I just caught a recording of Seinfeld's hilarious "I'm Telling You for the Last Time" album. In a bit on how much time and money humanity wastes on dressing itself, he says: "If you think of the amount of time, mental effort, physical energy that goes into your clothes...I think we should all wear the same exact clothes. Because it seems to be what happens eventually anyway. Anytime you see a movie or a TV show where there's people from the future or another planet, they're all wearing the same outfit. I think the decision just gets made. 'All right everyone, from now on it's just going to be the one piece silver suit with the v-stripe and the boots. That's the outfit. We're going to be visiting other planets, we want to look like a team here. The individuality thing is over.'"

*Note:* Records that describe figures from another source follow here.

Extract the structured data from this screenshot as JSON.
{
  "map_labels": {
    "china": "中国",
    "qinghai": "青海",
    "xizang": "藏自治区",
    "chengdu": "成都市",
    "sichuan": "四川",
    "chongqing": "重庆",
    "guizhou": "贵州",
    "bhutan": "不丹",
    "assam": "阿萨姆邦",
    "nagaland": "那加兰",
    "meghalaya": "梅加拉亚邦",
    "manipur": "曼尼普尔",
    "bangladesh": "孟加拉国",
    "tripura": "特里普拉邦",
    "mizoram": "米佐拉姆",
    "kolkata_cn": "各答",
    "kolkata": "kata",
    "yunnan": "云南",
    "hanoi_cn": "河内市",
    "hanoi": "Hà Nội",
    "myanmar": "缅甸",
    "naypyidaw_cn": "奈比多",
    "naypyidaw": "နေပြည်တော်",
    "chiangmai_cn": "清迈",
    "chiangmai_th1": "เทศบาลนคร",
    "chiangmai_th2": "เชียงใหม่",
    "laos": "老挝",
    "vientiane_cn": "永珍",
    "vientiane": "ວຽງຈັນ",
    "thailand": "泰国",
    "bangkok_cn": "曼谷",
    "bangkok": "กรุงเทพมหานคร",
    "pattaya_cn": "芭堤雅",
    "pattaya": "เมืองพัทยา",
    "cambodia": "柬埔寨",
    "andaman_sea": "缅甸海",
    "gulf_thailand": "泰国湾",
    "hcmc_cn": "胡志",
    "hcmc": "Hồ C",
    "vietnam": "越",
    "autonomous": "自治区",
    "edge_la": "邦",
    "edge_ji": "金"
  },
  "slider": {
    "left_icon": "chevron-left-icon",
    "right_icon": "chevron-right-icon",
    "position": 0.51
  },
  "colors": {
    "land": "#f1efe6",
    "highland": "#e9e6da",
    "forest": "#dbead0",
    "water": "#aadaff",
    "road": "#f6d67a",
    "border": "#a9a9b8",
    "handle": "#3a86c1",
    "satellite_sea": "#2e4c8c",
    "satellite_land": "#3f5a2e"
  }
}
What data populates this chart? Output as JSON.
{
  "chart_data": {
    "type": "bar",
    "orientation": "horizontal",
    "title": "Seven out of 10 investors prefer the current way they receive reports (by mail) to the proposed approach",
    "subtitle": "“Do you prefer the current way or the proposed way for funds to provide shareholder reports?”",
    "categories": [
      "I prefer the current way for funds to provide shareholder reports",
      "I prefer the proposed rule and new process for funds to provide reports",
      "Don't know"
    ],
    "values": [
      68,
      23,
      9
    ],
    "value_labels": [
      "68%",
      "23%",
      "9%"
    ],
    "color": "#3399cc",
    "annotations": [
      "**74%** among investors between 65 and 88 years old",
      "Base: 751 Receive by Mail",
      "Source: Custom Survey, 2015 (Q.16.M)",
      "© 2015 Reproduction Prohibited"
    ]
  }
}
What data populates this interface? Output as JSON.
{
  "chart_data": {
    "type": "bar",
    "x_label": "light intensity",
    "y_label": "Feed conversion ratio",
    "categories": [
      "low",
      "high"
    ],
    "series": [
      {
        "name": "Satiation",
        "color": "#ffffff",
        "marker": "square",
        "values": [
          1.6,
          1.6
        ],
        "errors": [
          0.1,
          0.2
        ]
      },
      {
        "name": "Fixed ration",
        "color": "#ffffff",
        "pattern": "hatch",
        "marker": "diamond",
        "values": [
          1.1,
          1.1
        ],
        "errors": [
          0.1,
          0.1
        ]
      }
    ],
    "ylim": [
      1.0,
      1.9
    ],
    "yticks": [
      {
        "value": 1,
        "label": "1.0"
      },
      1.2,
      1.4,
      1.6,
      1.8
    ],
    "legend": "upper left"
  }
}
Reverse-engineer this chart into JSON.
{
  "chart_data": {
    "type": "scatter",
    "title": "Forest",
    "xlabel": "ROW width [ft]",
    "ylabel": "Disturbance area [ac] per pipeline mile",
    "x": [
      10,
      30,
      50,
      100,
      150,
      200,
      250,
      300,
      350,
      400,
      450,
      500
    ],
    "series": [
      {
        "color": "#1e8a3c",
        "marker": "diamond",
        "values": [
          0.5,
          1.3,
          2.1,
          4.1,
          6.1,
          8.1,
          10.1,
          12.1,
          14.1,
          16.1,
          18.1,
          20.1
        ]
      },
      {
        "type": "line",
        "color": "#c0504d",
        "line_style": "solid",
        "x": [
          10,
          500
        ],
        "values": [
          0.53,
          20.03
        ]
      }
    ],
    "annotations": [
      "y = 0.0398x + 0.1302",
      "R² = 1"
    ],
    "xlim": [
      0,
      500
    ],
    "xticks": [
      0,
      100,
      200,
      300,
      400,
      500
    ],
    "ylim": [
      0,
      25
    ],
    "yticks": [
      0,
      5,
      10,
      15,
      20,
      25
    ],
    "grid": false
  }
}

"As to their clothes, observe how little work is spent in them...As they need less woollen cloth than is used anywhere else, so that which they make use of is much less costly...nor is there anything that can tempt a man to desire more, for if he had them he would neither be the warmer not would he make one jot the better appearance for it. And thus, since they are all employed in some useful labor, and since they content themselves with fewer things, it falls out that there is a great abundance of all things among them; so that it frequently happens that, for want of other work, vast numbers are sent out to mend the highways; but when no public undertaking is to be performed, the hours of work are lessened."
These arguments also appear in Bellamy's Looking Backward. All three make the case that the time society wastes on frivolous things, such as clothing, means time taken away from working for the common good. According to More, the time savings could be applied to mending highways, or simply working fewer hours. Or as Seinfeld says here, reducing "a tremendous pain in the ass."